Regular sonar is a single wave that sounds out and comes back. CHIRP is tons and tons of those same waves at various frequencies that send out and return again and again, giving more up-to-date information and way crisper images with better target separation.

Are there any special maintenance steps for taking care of my fish finder?

As mentioned earlier, take care of that transducer cable. They tend to fray and can even short out if they are stored bent. There are lots of DIY fish finder storage options, and they occasionally come with their own carrying cases you can use to store the device. As far as cleaning the device goes, you can usually get by using a damp rag to give the device a once over.

What are the top side imaging-capable fish finder brands?

It can be overwhelming reading about all the different brands, but some have proven themselves on the market over the years. Garmin makes great finders with GPS integration. Lowrance makes high-performance and budget models. Marcum has a few models that do very well, and Vexilar has some very sophisticated models. Humminbird is probably the industry standard-bearer simply for their new tech and all-around reliability.

It’s hard to say which brand is the best on the fish finder market. Many claim Humminbird is the winner, while others prefer Garmin or Lowrance. Garmin for sure has better GPS and mapping tools than Lowrance or Humminbird, but if you want a powerful ducer and crisp images, you might prefer a Humminbird.

Does side imaging work in shallow or deep water better?

Side imaging can reach deeper into the water, but it's also perfectly fine to use in shallow water as well. Make sure your device can send out sonar in a wide enough cone to get information in shallow water. Anything below about 8 feet is unlikely to work as well, but it will still work. You can test the low end of your fish finder’s depth range on dry land if you’re curious to see how well it works at a shallow depth.

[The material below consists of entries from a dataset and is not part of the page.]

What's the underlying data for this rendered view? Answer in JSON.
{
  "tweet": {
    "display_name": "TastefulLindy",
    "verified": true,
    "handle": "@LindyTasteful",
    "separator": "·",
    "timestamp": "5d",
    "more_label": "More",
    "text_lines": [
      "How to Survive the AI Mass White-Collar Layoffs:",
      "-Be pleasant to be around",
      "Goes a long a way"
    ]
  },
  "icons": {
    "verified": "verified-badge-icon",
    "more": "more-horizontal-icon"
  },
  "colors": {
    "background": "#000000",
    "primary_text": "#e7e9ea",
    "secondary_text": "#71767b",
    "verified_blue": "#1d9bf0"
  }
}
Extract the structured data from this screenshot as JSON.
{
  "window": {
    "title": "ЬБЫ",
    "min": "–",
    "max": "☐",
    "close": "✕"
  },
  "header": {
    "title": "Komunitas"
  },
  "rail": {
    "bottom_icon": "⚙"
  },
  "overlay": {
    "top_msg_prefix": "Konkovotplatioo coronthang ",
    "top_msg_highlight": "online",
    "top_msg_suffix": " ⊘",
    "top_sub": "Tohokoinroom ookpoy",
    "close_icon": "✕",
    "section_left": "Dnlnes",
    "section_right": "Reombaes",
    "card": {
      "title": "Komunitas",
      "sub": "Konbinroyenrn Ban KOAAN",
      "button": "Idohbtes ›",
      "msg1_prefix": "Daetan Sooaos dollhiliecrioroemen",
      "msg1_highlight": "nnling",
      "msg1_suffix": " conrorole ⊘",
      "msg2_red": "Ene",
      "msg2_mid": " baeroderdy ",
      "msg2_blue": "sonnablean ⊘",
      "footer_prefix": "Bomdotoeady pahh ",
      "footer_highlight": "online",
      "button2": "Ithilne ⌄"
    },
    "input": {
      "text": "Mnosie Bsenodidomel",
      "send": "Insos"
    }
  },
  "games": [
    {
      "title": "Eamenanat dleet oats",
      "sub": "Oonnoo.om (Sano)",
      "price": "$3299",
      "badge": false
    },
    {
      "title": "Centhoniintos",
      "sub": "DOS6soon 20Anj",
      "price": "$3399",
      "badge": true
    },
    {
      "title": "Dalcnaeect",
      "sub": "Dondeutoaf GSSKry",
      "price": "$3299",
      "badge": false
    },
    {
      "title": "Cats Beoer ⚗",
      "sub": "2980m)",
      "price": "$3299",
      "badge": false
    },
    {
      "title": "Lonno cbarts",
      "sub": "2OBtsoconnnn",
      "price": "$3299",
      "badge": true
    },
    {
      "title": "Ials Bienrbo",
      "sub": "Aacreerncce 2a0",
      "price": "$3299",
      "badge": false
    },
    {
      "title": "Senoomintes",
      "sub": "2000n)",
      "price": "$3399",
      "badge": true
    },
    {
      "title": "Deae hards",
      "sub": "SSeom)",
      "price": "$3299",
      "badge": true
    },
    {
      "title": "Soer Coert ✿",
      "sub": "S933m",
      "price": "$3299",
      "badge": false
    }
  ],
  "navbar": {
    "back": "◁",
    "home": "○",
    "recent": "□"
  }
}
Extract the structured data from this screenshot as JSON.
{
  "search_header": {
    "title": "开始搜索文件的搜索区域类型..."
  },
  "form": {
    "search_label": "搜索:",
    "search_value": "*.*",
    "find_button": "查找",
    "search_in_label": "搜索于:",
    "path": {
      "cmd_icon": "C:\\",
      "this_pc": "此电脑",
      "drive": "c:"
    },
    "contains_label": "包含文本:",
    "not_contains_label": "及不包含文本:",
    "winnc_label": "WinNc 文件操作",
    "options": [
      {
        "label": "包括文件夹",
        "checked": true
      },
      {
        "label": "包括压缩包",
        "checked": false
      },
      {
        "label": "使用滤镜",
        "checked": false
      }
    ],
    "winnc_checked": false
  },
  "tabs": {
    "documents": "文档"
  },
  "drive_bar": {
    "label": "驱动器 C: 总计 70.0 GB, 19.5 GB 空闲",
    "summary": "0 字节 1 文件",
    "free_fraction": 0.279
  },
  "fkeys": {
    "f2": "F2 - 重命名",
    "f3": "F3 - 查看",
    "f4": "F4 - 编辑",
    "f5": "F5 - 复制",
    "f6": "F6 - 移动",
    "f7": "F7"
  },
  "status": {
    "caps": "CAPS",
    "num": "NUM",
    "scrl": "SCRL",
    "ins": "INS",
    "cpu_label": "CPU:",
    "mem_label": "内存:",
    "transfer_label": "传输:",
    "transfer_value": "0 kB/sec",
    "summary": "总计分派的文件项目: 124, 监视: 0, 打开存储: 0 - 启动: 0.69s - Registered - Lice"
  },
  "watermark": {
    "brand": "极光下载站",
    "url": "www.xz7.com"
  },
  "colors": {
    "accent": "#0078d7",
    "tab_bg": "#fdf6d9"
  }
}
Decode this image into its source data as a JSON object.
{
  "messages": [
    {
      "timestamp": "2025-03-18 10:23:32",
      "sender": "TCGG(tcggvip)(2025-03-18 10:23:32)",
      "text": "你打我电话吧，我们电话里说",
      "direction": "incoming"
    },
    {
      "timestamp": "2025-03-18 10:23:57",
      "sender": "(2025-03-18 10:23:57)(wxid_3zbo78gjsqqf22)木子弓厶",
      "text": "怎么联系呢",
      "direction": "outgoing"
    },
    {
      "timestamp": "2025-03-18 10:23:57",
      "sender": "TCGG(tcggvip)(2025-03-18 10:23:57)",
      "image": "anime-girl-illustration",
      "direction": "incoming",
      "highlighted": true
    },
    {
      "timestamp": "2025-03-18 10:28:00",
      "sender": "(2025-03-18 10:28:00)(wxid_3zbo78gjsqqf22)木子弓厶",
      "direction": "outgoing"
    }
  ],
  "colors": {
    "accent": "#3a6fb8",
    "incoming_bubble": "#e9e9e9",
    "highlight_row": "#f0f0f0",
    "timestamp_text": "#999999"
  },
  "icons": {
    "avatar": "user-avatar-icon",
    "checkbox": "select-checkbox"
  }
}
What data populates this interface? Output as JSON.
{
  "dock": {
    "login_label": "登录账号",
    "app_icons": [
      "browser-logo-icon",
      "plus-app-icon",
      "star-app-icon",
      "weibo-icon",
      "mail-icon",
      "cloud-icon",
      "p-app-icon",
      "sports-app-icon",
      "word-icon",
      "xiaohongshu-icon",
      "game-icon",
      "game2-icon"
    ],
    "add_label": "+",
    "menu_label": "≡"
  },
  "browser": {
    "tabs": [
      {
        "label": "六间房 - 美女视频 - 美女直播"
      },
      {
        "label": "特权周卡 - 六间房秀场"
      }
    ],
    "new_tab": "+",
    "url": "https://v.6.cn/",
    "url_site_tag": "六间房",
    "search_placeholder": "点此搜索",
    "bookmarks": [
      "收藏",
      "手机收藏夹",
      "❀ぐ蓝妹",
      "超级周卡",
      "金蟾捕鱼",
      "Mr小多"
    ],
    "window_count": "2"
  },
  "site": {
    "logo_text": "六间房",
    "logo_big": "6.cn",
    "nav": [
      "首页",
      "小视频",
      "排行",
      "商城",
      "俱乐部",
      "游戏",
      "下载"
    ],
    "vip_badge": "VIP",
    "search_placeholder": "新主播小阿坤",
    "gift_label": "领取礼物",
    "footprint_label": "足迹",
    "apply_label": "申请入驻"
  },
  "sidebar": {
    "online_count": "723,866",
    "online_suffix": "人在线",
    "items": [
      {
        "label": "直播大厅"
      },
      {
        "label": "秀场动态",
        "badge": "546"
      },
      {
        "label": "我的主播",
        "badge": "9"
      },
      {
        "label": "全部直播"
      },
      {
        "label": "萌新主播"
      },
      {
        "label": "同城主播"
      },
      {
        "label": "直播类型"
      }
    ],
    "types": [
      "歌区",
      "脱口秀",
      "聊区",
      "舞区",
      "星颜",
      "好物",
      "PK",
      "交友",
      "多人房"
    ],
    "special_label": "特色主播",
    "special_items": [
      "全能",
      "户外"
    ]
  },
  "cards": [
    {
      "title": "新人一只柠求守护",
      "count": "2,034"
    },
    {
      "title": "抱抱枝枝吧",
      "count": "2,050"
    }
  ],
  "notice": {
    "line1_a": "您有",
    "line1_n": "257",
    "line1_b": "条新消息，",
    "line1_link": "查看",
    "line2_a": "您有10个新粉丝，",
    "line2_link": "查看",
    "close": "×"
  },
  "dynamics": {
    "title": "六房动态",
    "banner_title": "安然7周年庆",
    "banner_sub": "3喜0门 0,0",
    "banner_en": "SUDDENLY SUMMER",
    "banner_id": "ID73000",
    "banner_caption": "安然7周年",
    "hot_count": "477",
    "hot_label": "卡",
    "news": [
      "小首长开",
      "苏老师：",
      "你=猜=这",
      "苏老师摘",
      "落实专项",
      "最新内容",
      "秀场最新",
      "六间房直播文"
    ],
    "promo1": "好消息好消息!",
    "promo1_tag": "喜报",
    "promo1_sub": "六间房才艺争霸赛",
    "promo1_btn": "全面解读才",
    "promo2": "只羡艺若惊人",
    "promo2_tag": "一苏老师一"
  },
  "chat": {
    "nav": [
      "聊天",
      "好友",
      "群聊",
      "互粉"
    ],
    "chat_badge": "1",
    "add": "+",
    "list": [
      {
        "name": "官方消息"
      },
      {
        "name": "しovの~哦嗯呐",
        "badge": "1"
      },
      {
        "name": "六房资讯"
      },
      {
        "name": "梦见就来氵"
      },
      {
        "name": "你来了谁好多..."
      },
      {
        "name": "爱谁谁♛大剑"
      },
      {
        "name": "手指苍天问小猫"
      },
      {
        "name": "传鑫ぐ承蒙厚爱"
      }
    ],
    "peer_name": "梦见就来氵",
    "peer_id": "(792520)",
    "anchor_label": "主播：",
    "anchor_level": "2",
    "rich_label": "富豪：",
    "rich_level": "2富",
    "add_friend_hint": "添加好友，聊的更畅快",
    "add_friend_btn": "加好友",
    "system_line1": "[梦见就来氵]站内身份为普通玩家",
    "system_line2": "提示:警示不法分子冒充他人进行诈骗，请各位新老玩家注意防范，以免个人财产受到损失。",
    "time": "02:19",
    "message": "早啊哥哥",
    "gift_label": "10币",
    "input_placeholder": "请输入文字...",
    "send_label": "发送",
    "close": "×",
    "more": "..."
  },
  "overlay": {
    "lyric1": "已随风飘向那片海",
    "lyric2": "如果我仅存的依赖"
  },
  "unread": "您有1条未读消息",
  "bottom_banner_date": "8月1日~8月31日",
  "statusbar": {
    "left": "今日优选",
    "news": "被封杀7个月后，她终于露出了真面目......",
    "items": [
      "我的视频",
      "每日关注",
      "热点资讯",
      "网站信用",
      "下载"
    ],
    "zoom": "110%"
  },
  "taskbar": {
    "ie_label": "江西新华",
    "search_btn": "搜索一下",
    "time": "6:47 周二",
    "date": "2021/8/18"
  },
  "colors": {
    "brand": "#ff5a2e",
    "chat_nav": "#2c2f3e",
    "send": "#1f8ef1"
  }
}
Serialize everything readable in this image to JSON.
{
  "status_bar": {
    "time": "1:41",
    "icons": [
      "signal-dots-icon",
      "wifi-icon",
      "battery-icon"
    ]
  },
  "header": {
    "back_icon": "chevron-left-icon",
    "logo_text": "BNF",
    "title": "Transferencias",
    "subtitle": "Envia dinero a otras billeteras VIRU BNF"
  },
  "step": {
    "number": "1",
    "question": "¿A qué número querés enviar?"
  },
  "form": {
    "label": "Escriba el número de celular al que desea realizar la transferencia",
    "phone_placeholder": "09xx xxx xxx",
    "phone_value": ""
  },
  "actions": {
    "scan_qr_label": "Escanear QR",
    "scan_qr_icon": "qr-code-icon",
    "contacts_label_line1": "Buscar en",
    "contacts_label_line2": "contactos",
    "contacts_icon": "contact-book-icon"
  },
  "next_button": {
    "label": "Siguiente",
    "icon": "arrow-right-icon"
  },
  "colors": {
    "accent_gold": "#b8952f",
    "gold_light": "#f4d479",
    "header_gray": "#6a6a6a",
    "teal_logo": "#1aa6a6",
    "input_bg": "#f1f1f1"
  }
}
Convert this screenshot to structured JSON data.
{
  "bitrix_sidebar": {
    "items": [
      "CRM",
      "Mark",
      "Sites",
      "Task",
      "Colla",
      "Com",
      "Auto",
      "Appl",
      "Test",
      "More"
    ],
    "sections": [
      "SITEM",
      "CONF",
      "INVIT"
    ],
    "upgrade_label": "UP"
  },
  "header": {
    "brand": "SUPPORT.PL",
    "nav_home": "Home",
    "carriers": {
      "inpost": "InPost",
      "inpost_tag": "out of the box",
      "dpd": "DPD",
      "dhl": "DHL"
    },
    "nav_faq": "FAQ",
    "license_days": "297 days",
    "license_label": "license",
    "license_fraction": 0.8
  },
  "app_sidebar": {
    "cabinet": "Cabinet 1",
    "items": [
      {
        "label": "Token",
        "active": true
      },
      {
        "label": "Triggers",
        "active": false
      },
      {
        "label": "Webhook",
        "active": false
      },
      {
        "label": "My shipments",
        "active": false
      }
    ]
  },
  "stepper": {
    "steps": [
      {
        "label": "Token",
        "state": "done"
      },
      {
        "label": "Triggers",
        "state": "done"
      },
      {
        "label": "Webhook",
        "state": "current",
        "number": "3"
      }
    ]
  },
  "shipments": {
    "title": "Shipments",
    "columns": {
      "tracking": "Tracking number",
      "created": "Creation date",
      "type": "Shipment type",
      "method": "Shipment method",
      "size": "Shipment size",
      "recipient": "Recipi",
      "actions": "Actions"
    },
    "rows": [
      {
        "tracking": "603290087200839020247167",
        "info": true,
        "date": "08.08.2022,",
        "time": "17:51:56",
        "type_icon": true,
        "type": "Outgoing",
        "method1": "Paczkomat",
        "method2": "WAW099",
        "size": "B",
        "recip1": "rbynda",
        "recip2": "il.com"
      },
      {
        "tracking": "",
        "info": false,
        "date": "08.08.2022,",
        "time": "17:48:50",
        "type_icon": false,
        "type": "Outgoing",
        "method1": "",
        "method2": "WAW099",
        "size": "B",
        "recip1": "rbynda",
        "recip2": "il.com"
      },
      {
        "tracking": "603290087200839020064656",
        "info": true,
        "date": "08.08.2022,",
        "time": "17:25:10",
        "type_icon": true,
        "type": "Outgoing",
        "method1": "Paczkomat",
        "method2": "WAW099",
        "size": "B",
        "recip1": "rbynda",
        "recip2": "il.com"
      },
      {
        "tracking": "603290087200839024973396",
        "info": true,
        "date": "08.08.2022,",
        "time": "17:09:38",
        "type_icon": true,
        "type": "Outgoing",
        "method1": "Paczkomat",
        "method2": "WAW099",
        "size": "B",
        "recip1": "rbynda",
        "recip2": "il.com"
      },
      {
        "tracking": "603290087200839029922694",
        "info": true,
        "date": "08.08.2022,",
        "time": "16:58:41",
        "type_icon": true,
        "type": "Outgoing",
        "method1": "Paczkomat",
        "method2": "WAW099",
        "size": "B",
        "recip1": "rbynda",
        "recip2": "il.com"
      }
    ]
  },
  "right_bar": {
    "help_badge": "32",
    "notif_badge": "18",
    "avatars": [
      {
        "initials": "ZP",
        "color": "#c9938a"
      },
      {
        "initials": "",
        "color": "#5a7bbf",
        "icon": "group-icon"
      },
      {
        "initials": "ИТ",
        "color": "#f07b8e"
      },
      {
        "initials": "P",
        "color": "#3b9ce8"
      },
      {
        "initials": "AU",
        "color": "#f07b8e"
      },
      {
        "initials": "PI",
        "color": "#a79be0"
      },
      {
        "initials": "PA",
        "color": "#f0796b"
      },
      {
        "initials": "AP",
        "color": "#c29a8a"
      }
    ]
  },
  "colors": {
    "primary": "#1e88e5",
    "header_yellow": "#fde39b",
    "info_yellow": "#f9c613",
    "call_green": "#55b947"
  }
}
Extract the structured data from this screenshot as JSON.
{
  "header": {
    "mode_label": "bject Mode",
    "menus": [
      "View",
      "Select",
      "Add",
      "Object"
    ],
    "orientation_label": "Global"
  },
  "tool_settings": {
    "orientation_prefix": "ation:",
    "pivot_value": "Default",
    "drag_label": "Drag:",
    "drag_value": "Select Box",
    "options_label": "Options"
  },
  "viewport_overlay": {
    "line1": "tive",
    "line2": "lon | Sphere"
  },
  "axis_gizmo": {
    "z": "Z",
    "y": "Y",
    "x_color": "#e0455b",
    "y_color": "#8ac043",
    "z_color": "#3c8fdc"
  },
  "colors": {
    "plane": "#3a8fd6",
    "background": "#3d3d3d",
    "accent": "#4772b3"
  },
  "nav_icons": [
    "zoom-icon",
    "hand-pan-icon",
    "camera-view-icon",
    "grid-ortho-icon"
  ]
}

Does side imaging work on a trolling motor?

Not only does it work, but it might also even be the preference for many anglers. Some like to use the trolling motor to mount their transducers. Trolling motors are designed to propel watercraft at exactly the speed you want to run a scan with a fish finder. Make sure you match those settings to get the best and clearest image you can out of your device.


Conclusion

Learning how to use a side imaging fish finder will open up a whole new mental side to fishing. Taking the time to get the lay of the underwater land with side imaging will save you time later, and there’s no better device to do it than the Humminbird Helix 5.